Interestingly, BHP still retains strong confidence in China’s ability to boost growth, given it is the world’s biggest commodity buyer.

And given the supply-side challenges impacting the mining industry now and into the future, BHP like all of the bigger miners is looking to secure supply of key commodities – and corporate action will form part of its strategy. It’s already shown its hand with the OZ Minerals takeover. 


Gold markets are grappling with several major factors at present, but prices are holding up pretty well around the $1800 mark.

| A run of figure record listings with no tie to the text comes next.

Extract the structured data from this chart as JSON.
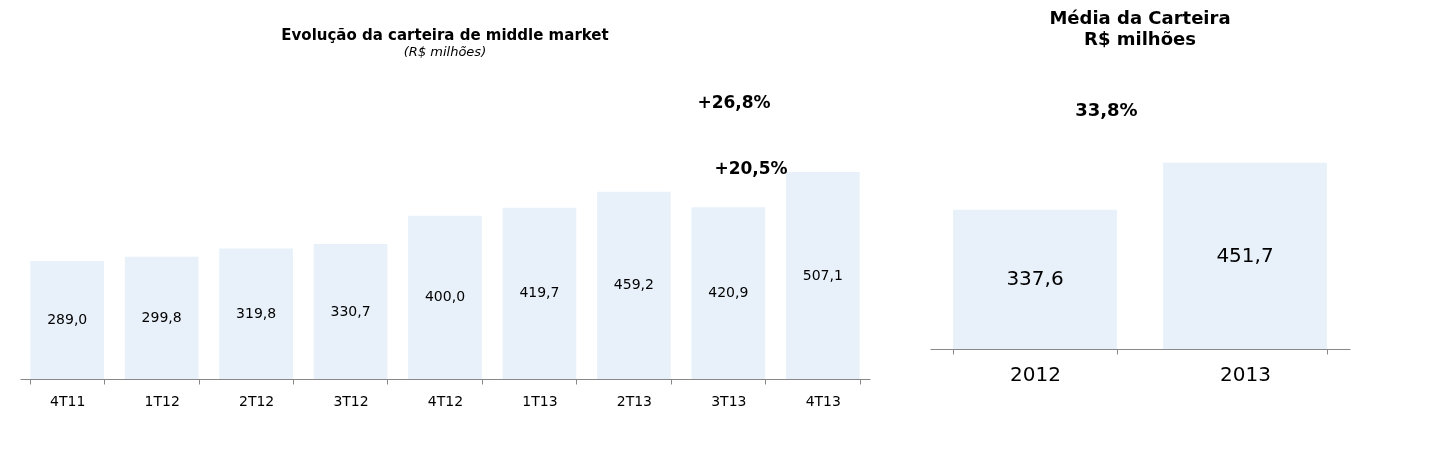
{
  "chart_data": [
    {
      "type": "bar",
      "title": "Evolução da carteira de middle market",
      "subtitle": "(R$ milhões)",
      "categories": [
        "4T11",
        "1T12",
        "2T12",
        "3T12",
        "4T12",
        "1T13",
        "2T13",
        "3T13",
        "4T13"
      ],
      "values": [
        289.0,
        299.8,
        319.8,
        330.7,
        400.0,
        419.7,
        459.2,
        420.9,
        507.1
      ],
      "color": "#e8f1fa",
      "value_labels": [
        "289,0",
        "299,8",
        "319,8",
        "330,7",
        "400,0",
        "419,7",
        "459,2",
        "420,9",
        "507,1"
      ],
      "grid": false,
      "annotations": [
        "+26,8%",
        "+20,5%"
      ]
    },
    {
      "type": "bar",
      "title": "Média da Carteira",
      "subtitle": "R$ milhões",
      "categories": [
        "2012",
        "2013"
      ],
      "values": [
        337.6,
        451.7
      ],
      "color": "#e8f1fa",
      "value_labels": [
        "337,6",
        "451,7"
      ],
      "grid": false,
      "annotations": [
        "33,8%"
      ]
    }
  ]
}
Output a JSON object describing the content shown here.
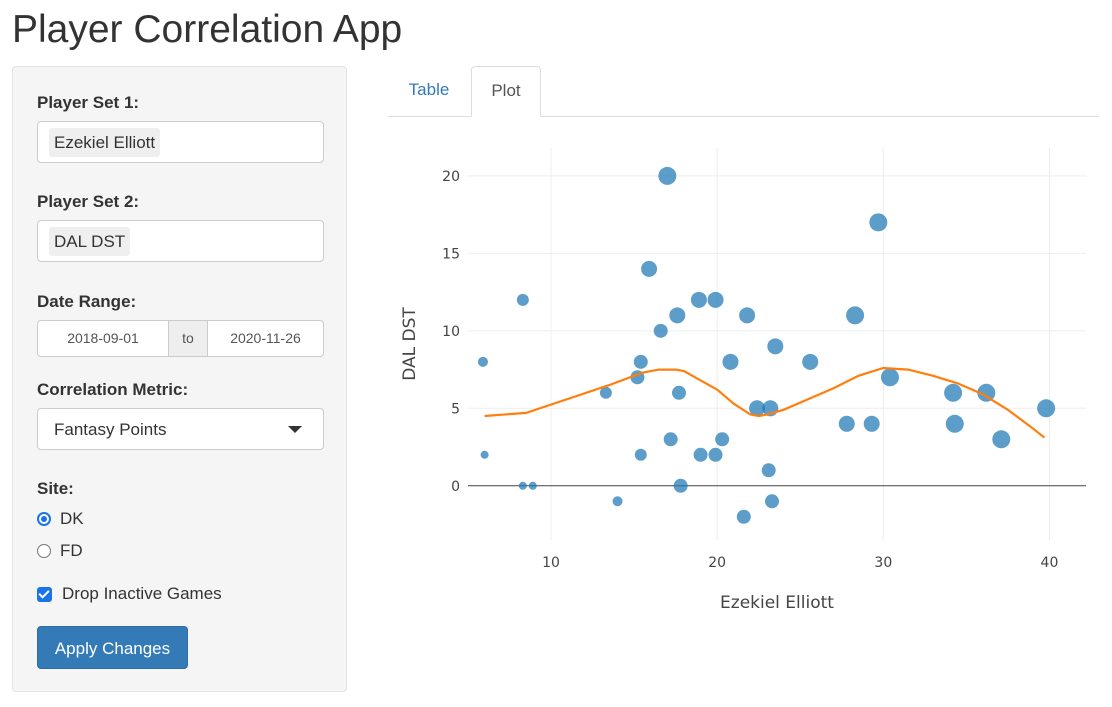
{
  "app": {
    "title": "Player Correlation App"
  },
  "sidebar": {
    "player_set_1": {
      "label": "Player Set 1:",
      "selected": "Ezekiel Elliott"
    },
    "player_set_2": {
      "label": "Player Set 2:",
      "selected": "DAL DST"
    },
    "date_range": {
      "label": "Date Range:",
      "start": "2018-09-01",
      "separator": "to",
      "end": "2020-11-26"
    },
    "correlation_metric": {
      "label": "Correlation Metric:",
      "selected": "Fantasy Points"
    },
    "site": {
      "label": "Site:",
      "options": [
        {
          "label": "DK",
          "checked": true
        },
        {
          "label": "FD",
          "checked": false
        }
      ]
    },
    "drop_inactive": {
      "label": "Drop Inactive Games",
      "checked": true
    },
    "apply_label": "Apply Changes"
  },
  "tabs": [
    {
      "label": "Table",
      "active": false
    },
    {
      "label": "Plot",
      "active": true
    }
  ],
  "colors": {
    "points": "#1f77b4",
    "trend": "#ff7f0e",
    "accent": "#337ab7",
    "radio": "#1a73e8"
  },
  "chart_data": {
    "type": "scatter",
    "xlabel": "Ezekiel Elliott",
    "ylabel": "DAL DST",
    "xlim": [
      5,
      42.2
    ],
    "ylim": [
      -3.5,
      21.8
    ],
    "xticks": [
      10,
      20,
      30,
      40
    ],
    "yticks": [
      0,
      5,
      10,
      15,
      20
    ],
    "grid": true,
    "series": [
      {
        "type": "scatter",
        "x": [
          5.9,
          6.0,
          8.3,
          8.3,
          8.9,
          13.3,
          14.0,
          15.2,
          15.4,
          15.4,
          15.9,
          16.6,
          17.0,
          17.2,
          17.6,
          17.7,
          17.8,
          18.9,
          19.0,
          19.9,
          19.9,
          20.3,
          20.8,
          21.6,
          21.8,
          22.4,
          23.1,
          23.2,
          23.3,
          23.5,
          25.6,
          27.8,
          28.3,
          29.3,
          29.7,
          30.4,
          34.2,
          34.3,
          36.2,
          37.1,
          39.8
        ],
        "y": [
          8,
          2,
          12,
          0,
          0,
          6,
          -1,
          7,
          8,
          2,
          14,
          10,
          20,
          3,
          11,
          6,
          0,
          12,
          2,
          12,
          2,
          3,
          8,
          -2,
          11,
          5,
          1,
          5,
          -1,
          9,
          8,
          4,
          11,
          4,
          17,
          7,
          6,
          4,
          6,
          3,
          5
        ],
        "sizes": [
          5,
          4,
          6,
          4,
          4,
          6,
          5,
          7,
          7,
          6,
          8,
          7,
          9,
          7,
          8,
          7,
          7,
          8,
          7,
          8,
          7,
          7,
          8,
          7,
          8,
          8,
          7,
          8,
          7,
          8,
          8,
          8,
          9,
          8,
          9,
          9,
          9,
          9,
          9,
          9,
          9
        ]
      },
      {
        "type": "line",
        "x": [
          6.0,
          8.5,
          11.0,
          13.5,
          15.5,
          16.5,
          17.5,
          18.0,
          19.0,
          20.0,
          21.0,
          22.0,
          22.5,
          23.0,
          24.0,
          25.5,
          27.0,
          28.5,
          30.0,
          31.5,
          33.0,
          34.5,
          36.0,
          37.5,
          39.0,
          39.7
        ],
        "y": [
          4.5,
          4.7,
          5.6,
          6.5,
          7.3,
          7.5,
          7.5,
          7.4,
          6.8,
          6.2,
          5.3,
          4.6,
          4.5,
          4.6,
          4.9,
          5.6,
          6.3,
          7.1,
          7.6,
          7.5,
          7.1,
          6.6,
          5.9,
          4.9,
          3.7,
          3.1
        ]
      }
    ]
  }
}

Firstly, the minutes of the Federal Reserve’s July meeting, which signaled ongoing interest-rate hikes but at a slower pace down the track. Given the Fed minutes signal hikes could be deferred or smaller, we could see inflation that’s higher for longer, which is good news for gold.

A second factor the gold market is grappling with is political risk – some geopolitical risks have reared up again – Ukraine and Taiwan – which is helping support bullion prices.

Finally, the US dollar seems to have stabilised, after recently hitting 20-year highs, allowing gold to regain some momentum above $1800 per ounce.


Natural gas is continuing to outperform the price of crude oil, due to Russian supply issues into Europe. The consequence of high prices is that nations are looking for alternatives – i.e. coal and oil. We’ve already seen thermal coal prices hit records around $400 a ton and coking coal producers increasingly selling their coal to the power industry.

With respect to crude oil, the International Energy Agency has boosted its forecast for global oil demand growth by 380,000 barrels daily to 2.1 million barrels a day on the expectation that industry and power generators will switch their fuel to oil.


It’s not just rising prices but energy shortages that are impacting the production sector. In particular, the aluminium sector in Europe is under pressure once again. Norsk Hydro is planning to shutter an aluminum smelter in Slovakia at the end of next month.

Aluminum is one of the most energy-intensive metals to produce, and the closure of the Slovalco facility adds to growing signs of stress in Europe’s industrial economy as power prices surge to record highs. The region had already lost about half of its zinc and aluminum smelting capacity during the past year, mainly as producers dialed back output. Hydro and others are now moving to shut down plants entirely.

Traders are also monitoring power issues in China, where Sichuan province – a significant aluminum hub – is rationing electricity amid soaring temperatures. China boosted exports in recent months to help plug the gap overseas, and a reversal in that trend could underpin prices even as risks to demand grow.